Sentir.

Hoje levantei-me e estava calor.
Há vários dias que o calor não amaina; as paredes não arrefecem, o corpo não tem sossego. Tomam-se dois e três banhos num dia, para tentar aplacar esta inquietação.

Tudo está demasiado quente: a sopa está quente; o computador está quente; a casa está quente; a rua, a roupa, o corpo - que irritação, sentir que tudo está quente.
E lá vamos nós, na nossa agitação, reclamando pelo caminho, no meio do trânsito; reclamando das pessoas com quem temos de falar, ou daquelas que não falam connosco. Passamos o dedo pelo telemóvel e verificamos "gostos" em publicações, como se verificássemos abraços ou carinhos. É difícil sentirmo-nos gratos, com a pressa dos dias. Não nos confortamos com o rumo que o dia está a levar, ou mesmo os dias em geral. Sobra-nos pouco, pelas nossas contas. Queríamos mais.

E depois há pessoas que acordaram num dia como estes, nossos, sem saberem como é que ele iria acabar. Sem saberem que seria o último carinho, a última reclamação, o último minuto. Sem saberem que não haveria mais para querer, no dia a seguir. Porque não haveriam mais dias.

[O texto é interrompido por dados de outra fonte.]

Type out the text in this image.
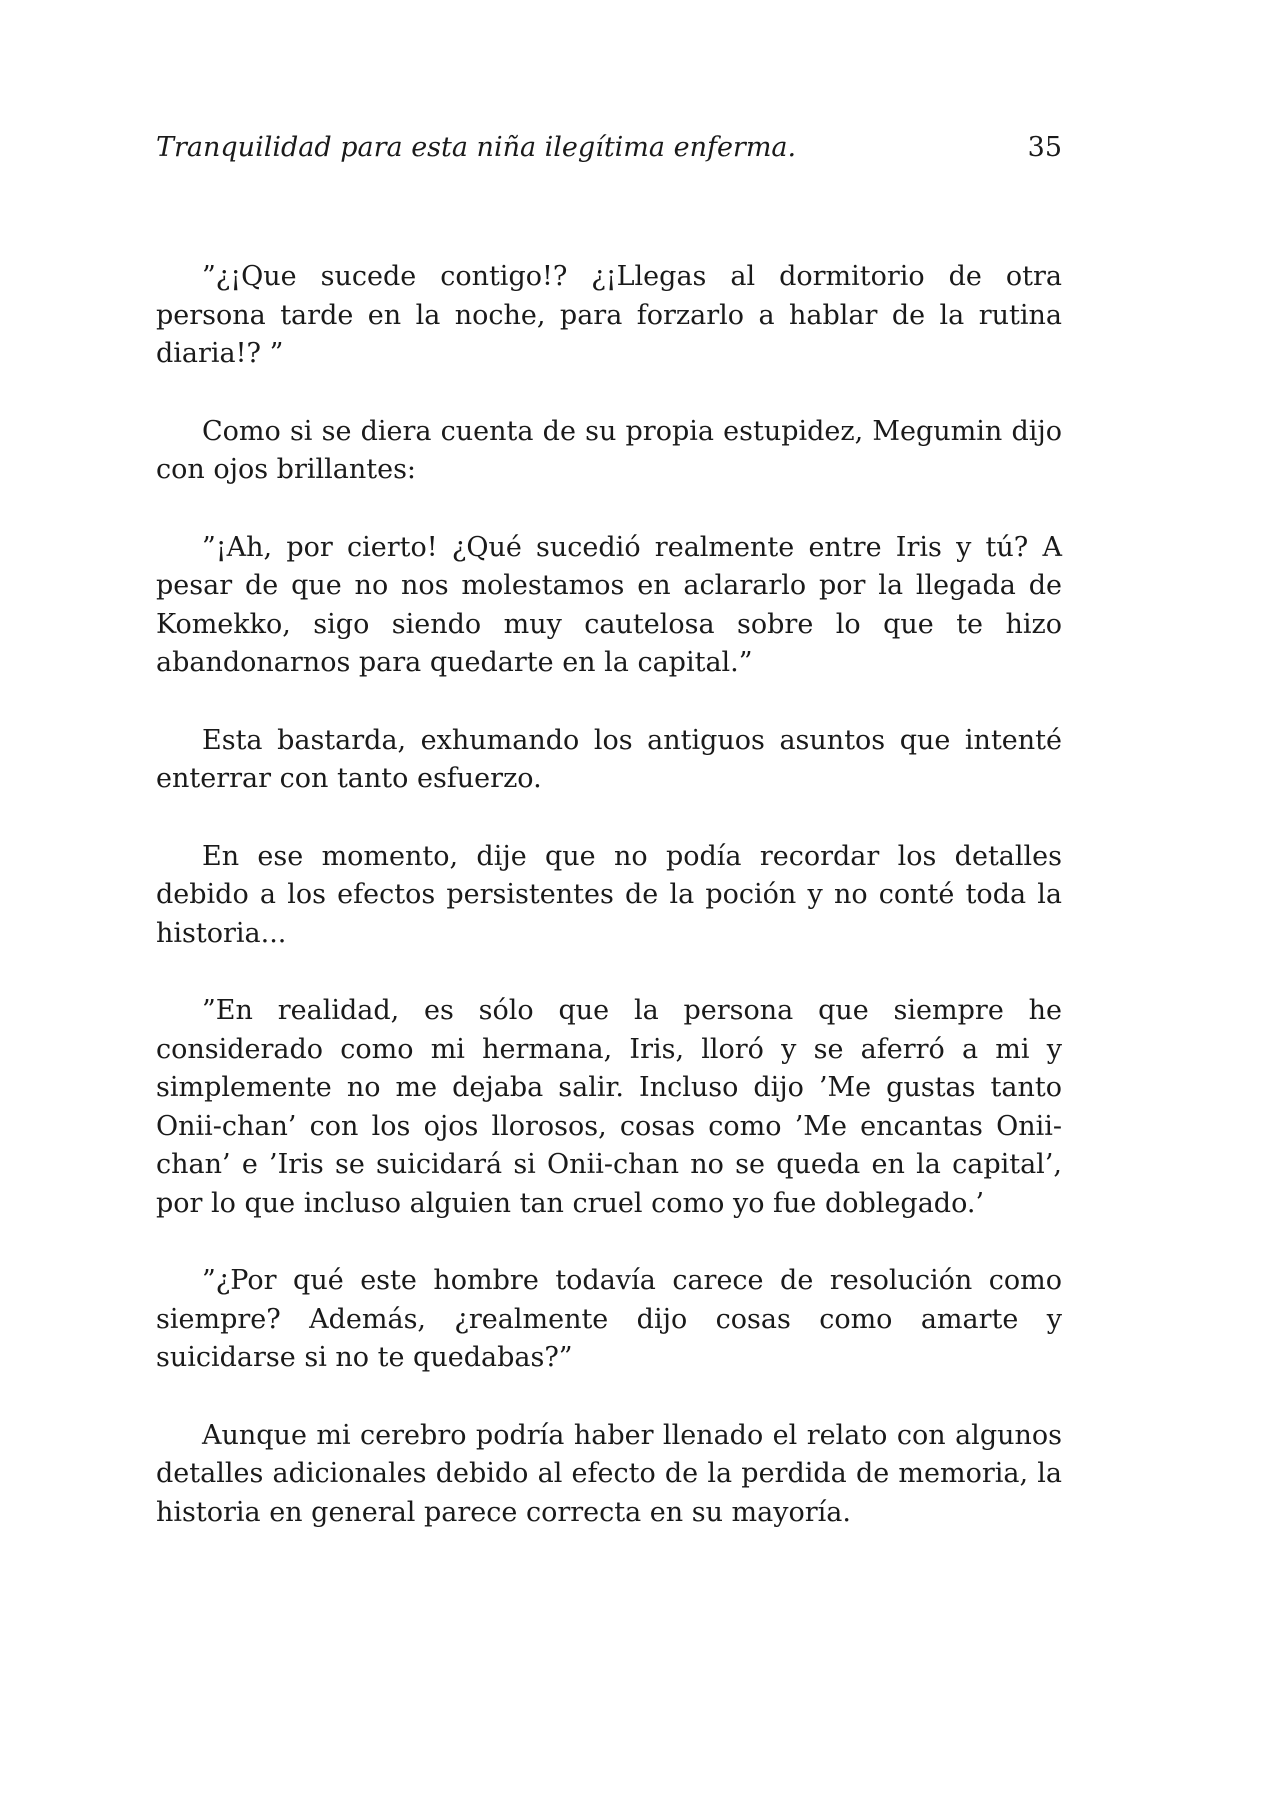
Tranquilidad para esta niña ilegítima enferma.	35

”¿¡Que sucede contigo!? ¿¡Llegas al dormitorio de otra persona tarde en la noche, para forzarlo a hablar de la rutina diaria!? ”

Como si se diera cuenta de su propia estupidez, Megumin dijo con ojos brillantes:

”¡Ah, por cierto! ¿Qué sucedió realmente entre Iris y tú? A pesar de que no nos molestamos en aclararlo por la llegada de Komekko, sigo siendo muy cautelosa sobre lo que te hizo abandonarnos para quedarte en la capital.”

Esta bastarda, exhumando los antiguos asuntos que intenté enterrar con tanto esfuerzo.

En ese momento, dije que no podía recordar los detalles debido a los efectos persistentes de la poción y no conté toda la historia...

”En realidad, es sólo que la persona que siempre he considerado como mi hermana, Iris, lloró y se aferró a mi y simplemente no me dejaba salir. Incluso dijo ’Me gustas tanto Onii-chan’ con los ojos llorosos, cosas como ’Me encantas Onii-chan’ e ’Iris se suicidará si Onii-chan no se queda en la capital’, por lo que incluso alguien tan cruel como yo fue doblegado.’

”¿Por qué este hombre todavía carece de resolución como siempre? Además, ¿realmente dijo cosas como amarte y suicidarse si no te quedabas?”

Aunque mi cerebro podría haber llenado el relato con algunos detalles adicionales debido al efecto de la perdida de memoria, la historia en general parece correcta en su mayoría.
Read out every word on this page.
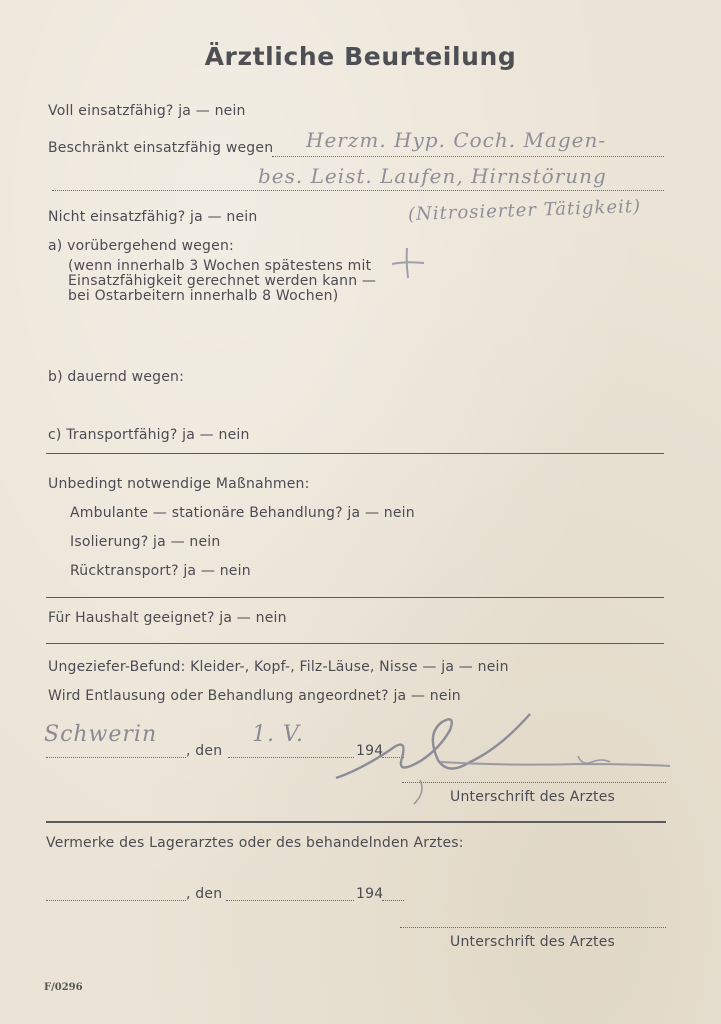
Ärztliche Beurteilung
Voll einsatzfähig? ja — nein
Beschränkt einsatzfähig wegen Herzm. Hyp. Coch. Magen-
bes. Leist. Laufen, Hirnstörung
(Nitrosierter Tätigkeit)
Nicht einsatzfähig? ja — nein
a) vorübergehend wegen:
(wenn innerhalb 3 Wochen spätestens mit
Einsatzfähigkeit gerechnet werden kann —
bei Ostarbeitern innerhalb 8 Wochen)
b) dauernd wegen:
c) Transportfähig? ja — nein
Unbedingt notwendige Maßnahmen:
Ambulante — stationäre Behandlung? ja — nein
Isolierung? ja — nein
Rücktransport? ja — nein
Für Haushalt geeignet? ja — nein
Ungeziefer-Befund: Kleider-, Kopf-, Filz-Läuse, Nisse — ja — nein
Wird Entlausung oder Behandlung angeordnet? ja — nein
Schwerin
, den
1. V.
194
Unterschrift des Arztes
Vermerke des Lagerarztes oder des behandelnden Arztes:
, den	194
Unterschrift des Arztes
F/0296
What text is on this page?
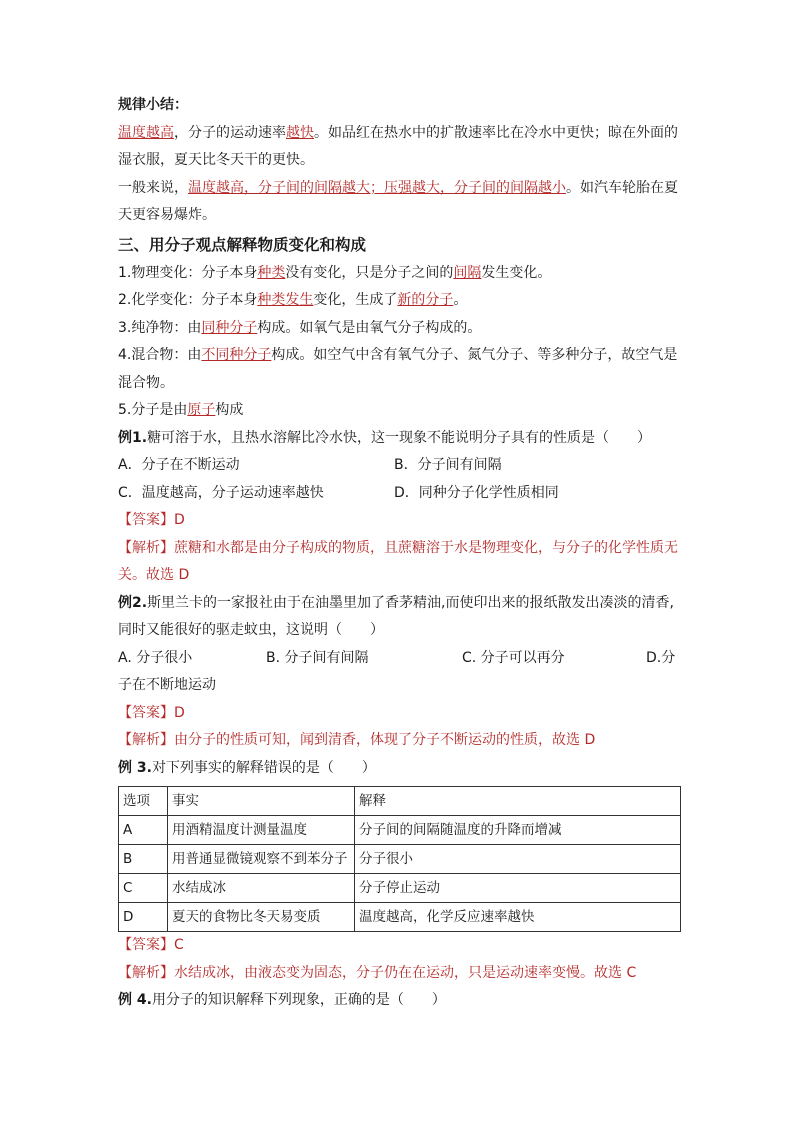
规律小结：
温度越高，分子的运动速率越快。如品红在热水中的扩散速率比在冷水中更快；晾在外面的
湿衣服，夏天比冬天干的更快。
一般来说，温度越高，分子间的间隔越大；压强越大，分子间的间隔越小。如汽车轮胎在夏
天更容易爆炸。
三、用分子观点解释物质变化和构成
1.物理变化：分子本身种类没有变化，只是分子之间的间隔发生变化。
2.化学变化：分子本身种类发生变化，生成了新的分子。
3.纯净物：由同种分子构成。如氧气是由氧气分子构成的。
4.混合物：由不同种分子构成。如空气中含有氧气分子、氮气分子、等多种分子，故空气是
混合物。
5.分子是由原子构成
例1.糖可溶于水，且热水溶解比冷水快，这一现象不能说明分子具有的性质是（　　）
A．分子在不断运动	B．分子间有间隔
C．温度越高，分子运动速率越快	D．同种分子化学性质相同
【答案】D
【解析】蔗糖和水都是由分子构成的物质，且蔗糖溶于水是物理变化，与分子的化学性质无
关。故选 D
例2.斯里兰卡的一家报社由于在油墨里加了香茅精油,而使印出来的报纸散发出凑淡的清香,
同时又能很好的驱走蚊虫，这说明（　　）
A. 分子很小	B. 分子间有间隔	C. 分子可以再分	D.分
子在不断地运动
【答案】D
【解析】由分子的性质可知，闻到清香，体现了分子不断运动的性质，故选 D
例 3.对下列事实的解释错误的是（　　）
选项	事实	解释
A	用酒精温度计测量温度	分子间的间隔随温度的升降而增减
B	用普通显微镜观察不到苯分子	分子很小
C	水结成冰	分子停止运动
D	夏天的食物比冬天易变质	温度越高，化学反应速率越快
【答案】C
【解析】水结成冰，由液态变为固态，分子仍在在运动，只是运动速率变慢。故选 C
例 4.用分子的知识解释下列现象，正确的是（　　）
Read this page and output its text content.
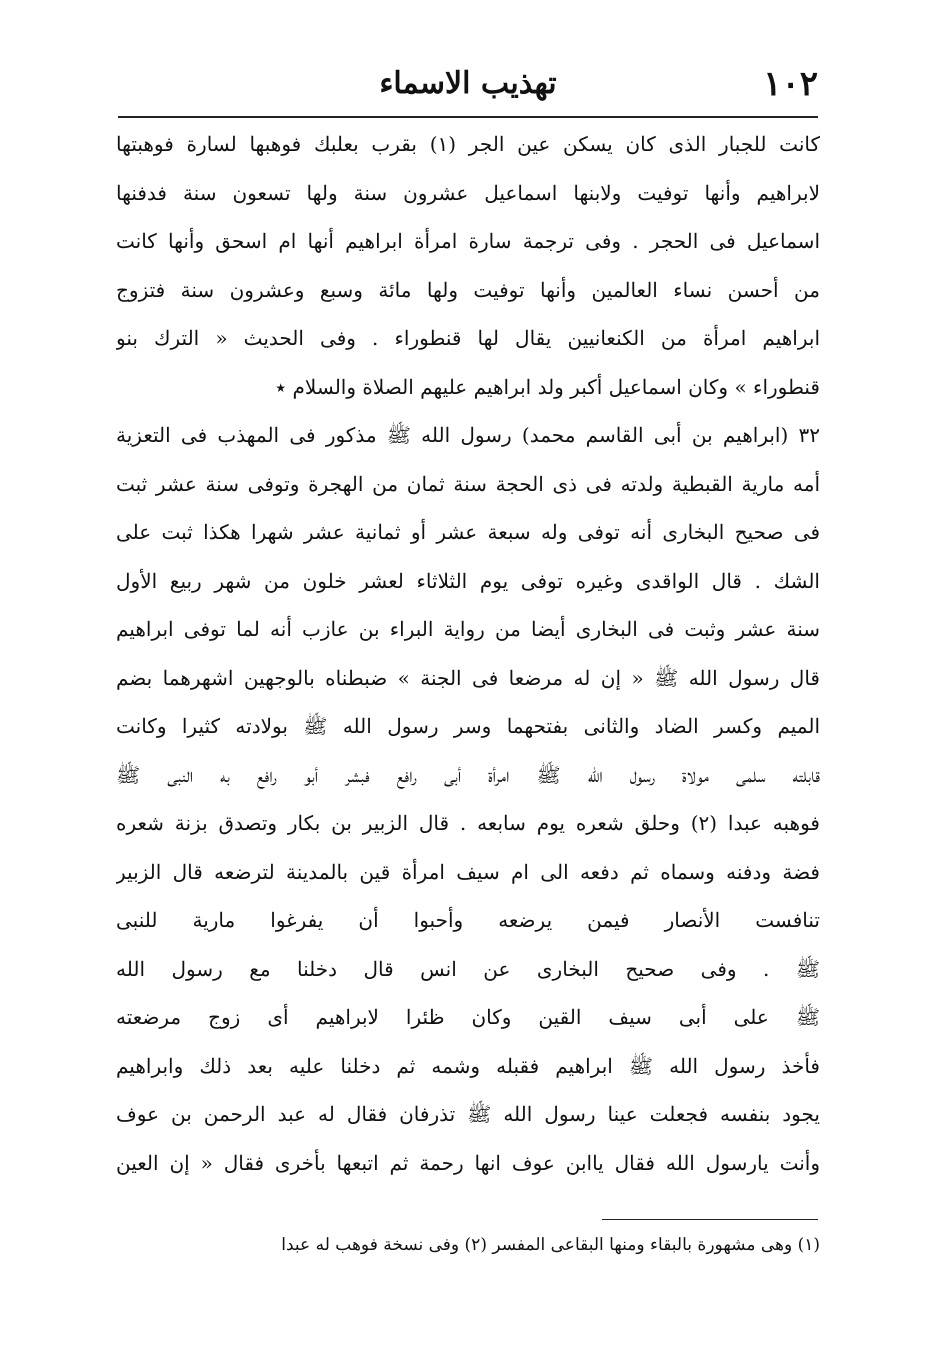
١٠٢
تهذيب الاسماء
كانت للجبار الذى كان يسكن عين الجر (١) بقرب بعلبك فوهبها لسارة فوهبتها
لابراهيم وأنها توفيت ولابنها اسماعيل عشرون سنة ولها تسعون سنة فدفنها
اسماعيل فى الحجر . وفى ترجمة سارة امرأة ابراهيم أنها ام اسحق وأنها كانت
من أحسن نساء العالمين وأنها توفيت ولها مائة وسبع وعشرون سنة فتزوج
ابراهيم امرأة من الكنعانيين يقال لها قنطوراء . وفى الحديث « الترك بنو
قنطوراء » وكان اسماعيل أكبر ولد ابراهيم عليهم الصلاة والسلام ٭
٣٢ (ابراهيم بن أبى القاسم محمد) رسول الله ﷺ مذكور فى المهذب فى التعزية
أمه مارية القبطية ولدته فى ذى الحجة سنة ثمان من الهجرة وتوفى سنة عشر ثبت
فى صحيح البخارى أنه توفى وله سبعة عشر أو ثمانية عشر شهرا هكذا ثبت على
الشك . قال الواقدى وغيره توفى يوم الثلاثاء لعشر خلون من شهر ربيع الأول
سنة عشر وثبت فى البخارى أيضا من رواية البراء بن عازب أنه لما توفى ابراهيم
قال رسول الله ﷺ « إن له مرضعا فى الجنة » ضبطناه بالوجهين اشهرهما بضم
الميم وكسر الضاد والثانى بفتحهما وسر رسول الله ﷺ بولادته كثيرا وكانت
قابلته سلمى مولاة رسول الله ﷺ امرأة أبى رافع فبشر أبو رافع به النبى ﷺ
فوهبه عبدا (٢) وحلق شعره يوم سابعه . قال الزبير بن بكار وتصدق بزنة شعره
فضة ودفنه وسماه ثم دفعه الى ام سيف امرأة قين بالمدينة لترضعه قال الزبير
تنافست الأنصار فيمن يرضعه وأحبوا أن يفرغوا مارية للنبى
ﷺ . وفى صحيح البخارى عن انس قال دخلنا مع رسول الله
ﷺ على أبى سيف القين وكان ظئرا لابراهيم أى زوج مرضعته
فأخذ رسول الله ﷺ ابراهيم فقبله وشمه ثم دخلنا عليه بعد ذلك وابراهيم
يجود بنفسه فجعلت عينا رسول الله ﷺ تذرفان فقال له عبد الرحمن بن عوف
وأنت يارسول الله فقال ياابن عوف انها رحمة ثم اتبعها بأخرى فقال « إن العين
(١) وهى مشهورة بالبقاء ومنها البقاعى المفسر (٢) وفى نسخة فوهب له عبدا
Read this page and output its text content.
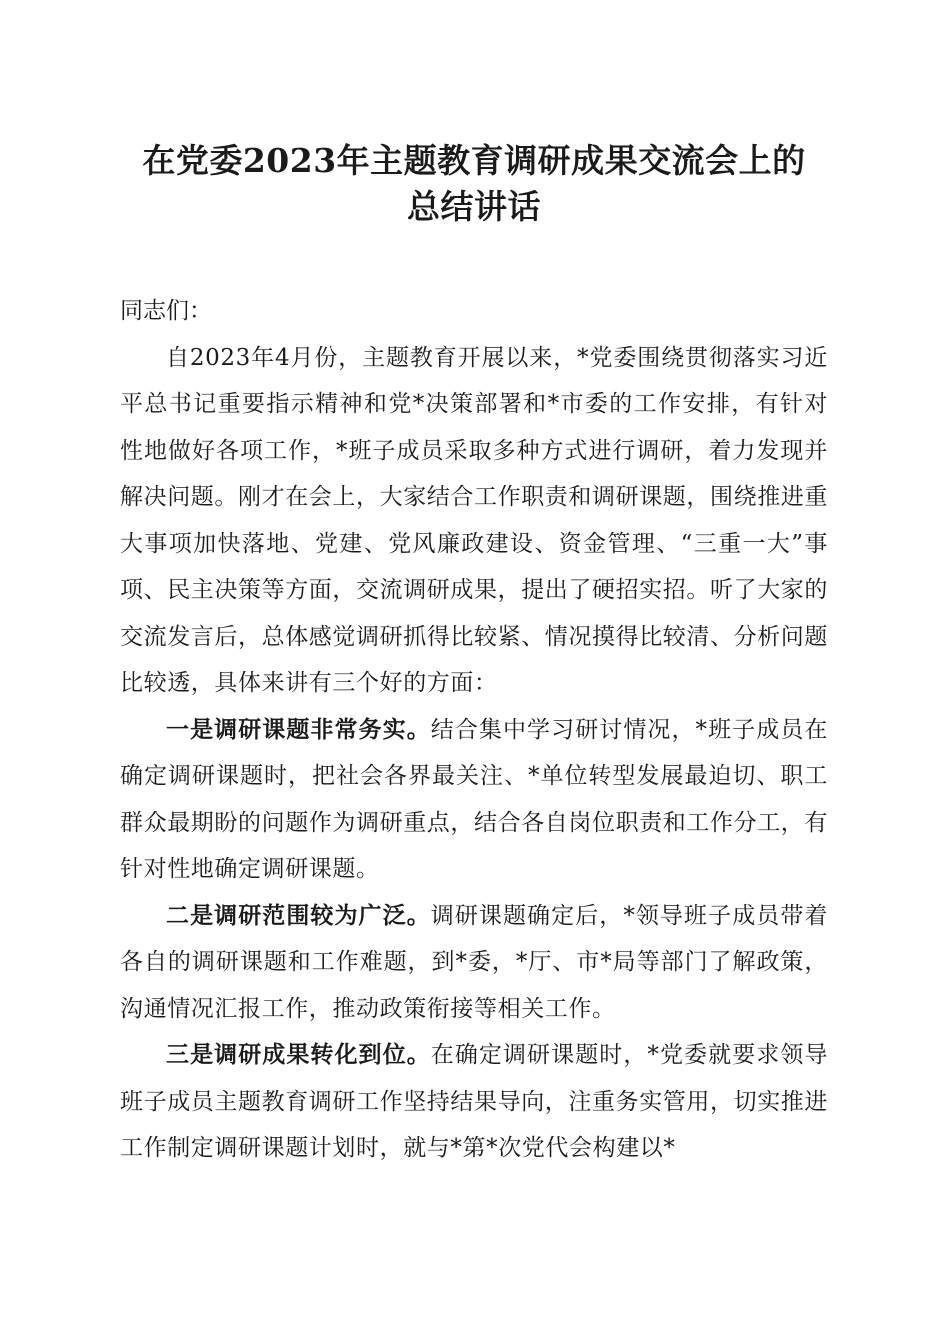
在党委2023年主题教育调研成果交流会上的
总结讲话

同志们：

自2023年4月份，主题教育开展以来，*党委围绕贯彻落实习近平总书记重要指示精神和党*决策部署和*市委的工作安排，有针对性地做好各项工作，*班子成员采取多种方式进行调研，着力发现并解决问题。刚才在会上，大家结合工作职责和调研课题，围绕推进重大事项加快落地、党建、党风廉政建设、资金管理、“三重一大”事项、民主决策等方面，交流调研成果，提出了硬招实招。听了大家的交流发言后，总体感觉调研抓得比较紧、情况摸得比较清、分析问题比较透，具体来讲有三个好的方面：

一是调研课题非常务实。结合集中学习研讨情况，*班子成员在确定调研课题时，把社会各界最关注、*单位转型发展最迫切、职工群众最期盼的问题作为调研重点，结合各自岗位职责和工作分工，有针对性地确定调研课题。

二是调研范围较为广泛。调研课题确定后，*领导班子成员带着各自的调研课题和工作难题，到*委，*厅、市*局等部门了解政策，沟通情况汇报工作，推动政策衔接等相关工作。

三是调研成果转化到位。在确定调研课题时，*党委就要求领导班子成员主题教育调研工作坚持结果导向，注重务实管用，切实推进工作制定调研课题计划时，就与*第*次党代会构建以*
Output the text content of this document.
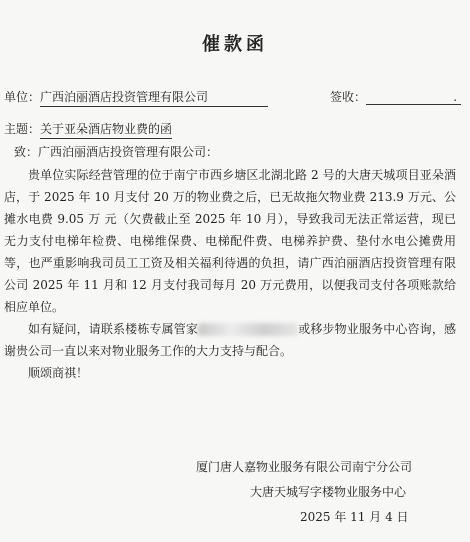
催款函
单位：广西泊丽酒店投资管理有限公司	签收：	.
主题：关于亚朵酒店物业费的函
致：广西泊丽酒店投资管理有限公司：

贵单位实际经营管理的位于南宁市西乡塘区北湖北路 2 号的大唐天城项目亚朵酒店，于 2025 年 10 月支付 20 万的物业费之后，已无故拖欠物业费 213.9 万元、公摊水电费 9.05 万 元（欠费截止至 2025 年 10 月），导致我司无法正常运营，现已无力支付电梯年检费、电梯维保费、电梯配件费、电梯养护费、垫付水电公摊费用等，也严重影响我司员工工资及相关福利待遇的负担，请广西泊丽酒店投资管理有限公司 2025 年 11 月和 12 月支付我司每月 20 万元费用，以便我司支付各项账款给相应单位。

如有疑问，请联系楼栋专属管家	或移步物业服务中心咨询，感谢贵公司一直以来对物业服务工作的大力支持与配合。

顺颂商祺！

厦门唐人嘉物业服务有限公司南宁分公司
大唐天城写字楼物业服务中心
2025 年 11 月 4 日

Que irritação, poder sentir.

Somos tão pequeninos. Tão esquecidinhos. A vida é um aqui e agora, por enquanto. E de vez em quando, quando já andamos embrulhados nisto tudo que importa tão pouco - o antes, o se calhar, o talvez e o depois - lá somos sacudidos e postos no lugar. Se tivermos a sorte de continuar a sentir.